Predict iQ
About Predict iQ
When customers leave a company, we’re often caught off-guard. If only we’d known this customer was at-risk, then maybe we could’ve reached out to them before they totally lost their faith in us. If only there were a way to predict the likelihood that a customer will churn (leave the company).
Predict iQ learns from respondents’ survey responses and embedded data in order to predict whether the respondent will eventually churn. Then when new survey responses come in, Predict iQ can predict how likely those survey respondents are to churn in the future. To predict if a customer will churn, Predict iQ uses Neural Networks (a subset of which are called Deep Learning) and Regression to build candidate models. It tries variations of those different models for each dataset and then chooses the model that best fits the data.
Preparing Your Data
Before you create a churn prediction model, you’ll want to make sure your data is ready.
Predict iQ works best when you have at least 500 respondents who have churned. However, 5,000 churned respondents or more will get you the best results.

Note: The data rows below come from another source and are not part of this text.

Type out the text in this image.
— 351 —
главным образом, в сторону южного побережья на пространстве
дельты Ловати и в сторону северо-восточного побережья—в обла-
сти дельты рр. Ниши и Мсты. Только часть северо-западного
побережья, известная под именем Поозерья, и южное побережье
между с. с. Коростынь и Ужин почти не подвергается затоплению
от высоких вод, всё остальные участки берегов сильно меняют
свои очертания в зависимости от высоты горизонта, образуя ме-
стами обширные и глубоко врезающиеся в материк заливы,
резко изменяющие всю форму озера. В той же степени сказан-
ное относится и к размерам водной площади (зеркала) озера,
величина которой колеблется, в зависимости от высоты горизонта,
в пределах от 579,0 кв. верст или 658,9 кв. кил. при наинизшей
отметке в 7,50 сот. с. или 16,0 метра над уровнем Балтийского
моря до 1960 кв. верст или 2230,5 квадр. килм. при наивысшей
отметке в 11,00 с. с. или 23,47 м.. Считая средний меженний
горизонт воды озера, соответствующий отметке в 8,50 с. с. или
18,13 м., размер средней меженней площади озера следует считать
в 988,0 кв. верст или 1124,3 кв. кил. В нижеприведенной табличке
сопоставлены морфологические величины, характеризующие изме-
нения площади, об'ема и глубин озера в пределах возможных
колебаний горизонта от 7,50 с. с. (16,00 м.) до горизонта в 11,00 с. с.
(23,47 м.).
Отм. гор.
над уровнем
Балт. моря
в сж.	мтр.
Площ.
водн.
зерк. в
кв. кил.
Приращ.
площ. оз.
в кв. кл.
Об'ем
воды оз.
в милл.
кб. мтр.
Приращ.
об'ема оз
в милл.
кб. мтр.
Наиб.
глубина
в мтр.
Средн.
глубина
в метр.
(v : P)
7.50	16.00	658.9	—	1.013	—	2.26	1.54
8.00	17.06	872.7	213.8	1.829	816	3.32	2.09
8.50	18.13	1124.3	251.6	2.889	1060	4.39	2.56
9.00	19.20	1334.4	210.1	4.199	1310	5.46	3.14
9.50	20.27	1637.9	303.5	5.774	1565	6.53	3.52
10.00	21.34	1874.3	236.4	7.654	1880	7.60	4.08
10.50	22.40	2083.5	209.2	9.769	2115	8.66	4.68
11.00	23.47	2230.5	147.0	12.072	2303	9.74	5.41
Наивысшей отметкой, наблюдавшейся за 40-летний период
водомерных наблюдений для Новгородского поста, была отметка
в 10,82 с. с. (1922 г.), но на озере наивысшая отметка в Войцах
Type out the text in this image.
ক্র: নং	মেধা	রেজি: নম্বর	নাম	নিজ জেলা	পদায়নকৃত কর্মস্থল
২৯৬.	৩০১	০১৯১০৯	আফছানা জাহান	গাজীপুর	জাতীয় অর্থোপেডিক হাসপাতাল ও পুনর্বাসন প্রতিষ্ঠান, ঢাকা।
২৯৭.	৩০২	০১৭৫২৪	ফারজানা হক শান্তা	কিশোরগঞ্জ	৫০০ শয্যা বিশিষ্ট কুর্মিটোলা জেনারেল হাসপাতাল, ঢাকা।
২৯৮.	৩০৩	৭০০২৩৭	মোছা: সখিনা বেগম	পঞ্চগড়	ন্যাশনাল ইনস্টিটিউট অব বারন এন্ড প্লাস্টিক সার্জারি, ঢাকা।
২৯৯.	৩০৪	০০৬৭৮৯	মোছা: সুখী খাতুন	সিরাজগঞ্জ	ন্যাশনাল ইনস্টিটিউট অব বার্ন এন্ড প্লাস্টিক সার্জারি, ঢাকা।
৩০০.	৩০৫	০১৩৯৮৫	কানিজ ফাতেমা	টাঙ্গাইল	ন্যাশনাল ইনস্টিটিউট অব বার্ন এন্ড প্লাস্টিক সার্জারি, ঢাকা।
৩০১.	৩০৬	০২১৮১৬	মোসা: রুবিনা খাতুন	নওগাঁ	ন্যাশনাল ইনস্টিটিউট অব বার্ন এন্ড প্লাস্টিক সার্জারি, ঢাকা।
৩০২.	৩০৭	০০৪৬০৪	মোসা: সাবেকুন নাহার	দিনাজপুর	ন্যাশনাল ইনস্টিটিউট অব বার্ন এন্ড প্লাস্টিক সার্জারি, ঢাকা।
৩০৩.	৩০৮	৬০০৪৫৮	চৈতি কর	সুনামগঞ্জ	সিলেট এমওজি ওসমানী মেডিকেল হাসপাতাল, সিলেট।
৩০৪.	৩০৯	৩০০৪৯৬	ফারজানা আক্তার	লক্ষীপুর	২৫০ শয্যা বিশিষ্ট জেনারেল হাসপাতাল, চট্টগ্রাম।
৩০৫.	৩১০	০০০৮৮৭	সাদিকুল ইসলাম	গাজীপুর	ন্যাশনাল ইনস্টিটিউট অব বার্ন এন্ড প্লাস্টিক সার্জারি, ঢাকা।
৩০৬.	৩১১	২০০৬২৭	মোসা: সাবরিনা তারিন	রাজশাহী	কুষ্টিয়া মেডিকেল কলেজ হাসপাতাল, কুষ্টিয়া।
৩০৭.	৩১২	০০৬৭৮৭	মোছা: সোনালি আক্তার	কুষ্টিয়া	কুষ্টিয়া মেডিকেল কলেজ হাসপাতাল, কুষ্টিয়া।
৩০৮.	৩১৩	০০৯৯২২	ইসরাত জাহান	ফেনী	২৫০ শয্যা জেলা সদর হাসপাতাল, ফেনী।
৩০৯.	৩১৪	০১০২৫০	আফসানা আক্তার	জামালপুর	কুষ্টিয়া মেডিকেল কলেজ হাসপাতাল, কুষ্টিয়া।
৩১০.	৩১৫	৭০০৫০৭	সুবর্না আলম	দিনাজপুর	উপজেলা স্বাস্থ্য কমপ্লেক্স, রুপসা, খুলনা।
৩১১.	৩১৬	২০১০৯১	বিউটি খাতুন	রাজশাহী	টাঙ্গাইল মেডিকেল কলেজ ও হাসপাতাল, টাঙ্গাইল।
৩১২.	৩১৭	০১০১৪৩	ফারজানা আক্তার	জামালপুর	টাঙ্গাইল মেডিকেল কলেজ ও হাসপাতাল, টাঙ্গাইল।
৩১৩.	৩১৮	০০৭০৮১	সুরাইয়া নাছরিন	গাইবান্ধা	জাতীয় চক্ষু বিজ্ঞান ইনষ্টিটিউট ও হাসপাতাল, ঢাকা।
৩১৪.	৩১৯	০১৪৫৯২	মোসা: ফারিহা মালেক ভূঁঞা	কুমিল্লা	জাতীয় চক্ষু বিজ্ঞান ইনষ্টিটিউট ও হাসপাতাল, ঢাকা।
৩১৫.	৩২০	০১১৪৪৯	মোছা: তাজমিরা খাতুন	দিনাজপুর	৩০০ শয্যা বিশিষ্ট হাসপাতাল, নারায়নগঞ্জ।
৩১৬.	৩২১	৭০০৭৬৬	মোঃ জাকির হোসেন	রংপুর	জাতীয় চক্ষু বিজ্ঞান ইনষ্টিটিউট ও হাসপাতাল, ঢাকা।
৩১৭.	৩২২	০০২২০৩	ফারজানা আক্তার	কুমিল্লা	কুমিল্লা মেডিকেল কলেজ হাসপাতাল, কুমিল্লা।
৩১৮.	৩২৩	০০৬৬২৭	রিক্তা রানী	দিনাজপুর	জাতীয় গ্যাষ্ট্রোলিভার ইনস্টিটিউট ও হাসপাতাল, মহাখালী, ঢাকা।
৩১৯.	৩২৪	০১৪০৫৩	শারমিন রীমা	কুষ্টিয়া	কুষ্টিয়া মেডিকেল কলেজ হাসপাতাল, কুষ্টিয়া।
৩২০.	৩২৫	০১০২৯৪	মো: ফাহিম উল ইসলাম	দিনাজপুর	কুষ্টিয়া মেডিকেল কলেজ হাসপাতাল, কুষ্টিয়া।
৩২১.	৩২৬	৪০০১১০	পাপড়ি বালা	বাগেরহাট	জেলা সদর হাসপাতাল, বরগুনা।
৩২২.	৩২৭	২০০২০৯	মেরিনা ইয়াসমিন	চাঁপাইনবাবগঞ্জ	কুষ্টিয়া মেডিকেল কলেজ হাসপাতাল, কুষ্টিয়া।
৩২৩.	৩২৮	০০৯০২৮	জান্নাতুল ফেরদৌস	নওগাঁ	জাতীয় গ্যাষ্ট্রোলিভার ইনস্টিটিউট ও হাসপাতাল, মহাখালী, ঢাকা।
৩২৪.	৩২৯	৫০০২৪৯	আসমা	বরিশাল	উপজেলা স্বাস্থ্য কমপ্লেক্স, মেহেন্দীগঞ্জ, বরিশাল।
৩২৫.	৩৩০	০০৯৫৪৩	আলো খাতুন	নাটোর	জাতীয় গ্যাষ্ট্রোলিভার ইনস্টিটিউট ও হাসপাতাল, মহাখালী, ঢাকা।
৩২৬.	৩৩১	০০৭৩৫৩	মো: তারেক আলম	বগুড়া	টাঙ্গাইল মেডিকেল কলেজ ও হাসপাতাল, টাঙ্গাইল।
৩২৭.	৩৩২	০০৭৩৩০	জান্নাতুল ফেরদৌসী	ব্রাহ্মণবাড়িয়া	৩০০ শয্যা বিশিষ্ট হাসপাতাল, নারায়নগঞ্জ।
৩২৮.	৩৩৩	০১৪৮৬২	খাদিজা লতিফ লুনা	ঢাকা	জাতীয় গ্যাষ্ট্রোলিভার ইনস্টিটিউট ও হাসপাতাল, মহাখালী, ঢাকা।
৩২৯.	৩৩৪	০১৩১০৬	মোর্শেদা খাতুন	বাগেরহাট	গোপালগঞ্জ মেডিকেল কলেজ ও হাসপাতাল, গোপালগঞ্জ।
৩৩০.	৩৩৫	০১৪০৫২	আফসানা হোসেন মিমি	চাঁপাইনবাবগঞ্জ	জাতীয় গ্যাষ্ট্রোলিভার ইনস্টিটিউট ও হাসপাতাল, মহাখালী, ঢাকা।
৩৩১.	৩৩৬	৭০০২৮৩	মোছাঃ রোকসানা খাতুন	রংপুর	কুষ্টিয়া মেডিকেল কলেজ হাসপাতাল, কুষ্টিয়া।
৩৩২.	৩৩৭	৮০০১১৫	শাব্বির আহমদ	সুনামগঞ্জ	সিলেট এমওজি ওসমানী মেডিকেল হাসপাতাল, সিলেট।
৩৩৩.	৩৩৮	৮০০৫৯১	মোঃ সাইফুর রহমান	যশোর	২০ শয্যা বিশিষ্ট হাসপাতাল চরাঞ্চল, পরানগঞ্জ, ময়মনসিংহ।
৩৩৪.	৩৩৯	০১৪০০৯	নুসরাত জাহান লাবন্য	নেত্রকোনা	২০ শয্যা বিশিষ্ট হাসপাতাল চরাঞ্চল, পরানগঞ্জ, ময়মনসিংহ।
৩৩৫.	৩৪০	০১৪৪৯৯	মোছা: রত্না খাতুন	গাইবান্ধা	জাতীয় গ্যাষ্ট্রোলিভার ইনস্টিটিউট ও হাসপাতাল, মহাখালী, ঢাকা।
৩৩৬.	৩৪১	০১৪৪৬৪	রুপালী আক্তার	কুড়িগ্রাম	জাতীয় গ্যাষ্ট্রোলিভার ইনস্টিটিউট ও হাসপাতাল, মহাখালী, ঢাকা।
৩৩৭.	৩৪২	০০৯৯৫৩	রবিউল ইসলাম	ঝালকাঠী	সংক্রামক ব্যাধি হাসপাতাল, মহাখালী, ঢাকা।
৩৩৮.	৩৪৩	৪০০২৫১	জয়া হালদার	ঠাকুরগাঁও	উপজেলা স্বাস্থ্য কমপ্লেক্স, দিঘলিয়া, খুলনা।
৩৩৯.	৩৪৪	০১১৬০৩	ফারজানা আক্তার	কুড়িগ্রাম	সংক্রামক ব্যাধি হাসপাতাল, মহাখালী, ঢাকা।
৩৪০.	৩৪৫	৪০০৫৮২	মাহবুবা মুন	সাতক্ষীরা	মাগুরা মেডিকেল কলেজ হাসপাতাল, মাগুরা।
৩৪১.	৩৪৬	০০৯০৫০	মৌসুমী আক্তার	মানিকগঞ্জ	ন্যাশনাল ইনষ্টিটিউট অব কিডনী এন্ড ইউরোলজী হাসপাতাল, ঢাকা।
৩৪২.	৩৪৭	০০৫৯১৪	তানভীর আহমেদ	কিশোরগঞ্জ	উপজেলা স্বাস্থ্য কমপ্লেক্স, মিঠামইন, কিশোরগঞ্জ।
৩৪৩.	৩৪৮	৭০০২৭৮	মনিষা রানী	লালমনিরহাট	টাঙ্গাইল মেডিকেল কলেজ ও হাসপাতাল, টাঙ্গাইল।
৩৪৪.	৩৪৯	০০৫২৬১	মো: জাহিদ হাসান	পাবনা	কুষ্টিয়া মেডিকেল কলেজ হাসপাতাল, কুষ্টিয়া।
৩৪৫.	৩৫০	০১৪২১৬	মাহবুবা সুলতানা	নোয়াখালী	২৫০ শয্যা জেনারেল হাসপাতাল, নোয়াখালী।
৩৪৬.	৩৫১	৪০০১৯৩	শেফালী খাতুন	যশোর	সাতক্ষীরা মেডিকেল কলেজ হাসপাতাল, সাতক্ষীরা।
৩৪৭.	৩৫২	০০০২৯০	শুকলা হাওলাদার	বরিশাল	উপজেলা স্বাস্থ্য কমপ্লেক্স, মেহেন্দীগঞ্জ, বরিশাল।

Setting Up a Churn Variable
- In the survey where you want to predict Churn, go to the Survey flow.
- Click Add a New Element Here.
- Select Embedded Data.
- It will ask you to enter a field name. You can enter whatever field name you like. Here, we chose the straightforward Churn.
- Click Apply.
- You may also want to repeat this same process for other data that you’d like to bring in, particularly operational data that might be useful in predicting churn (e.g., Tenure or Number of Purchases).
Recording Data
Once you have a churn variable, you can import historical data into your survey, including a column for Churn where you indicate with Yes or No whether the customer churned.
Creating a Churn Prediction Model
Once your churn variable is set up and you have enough data, you are ready to open Predict iQ.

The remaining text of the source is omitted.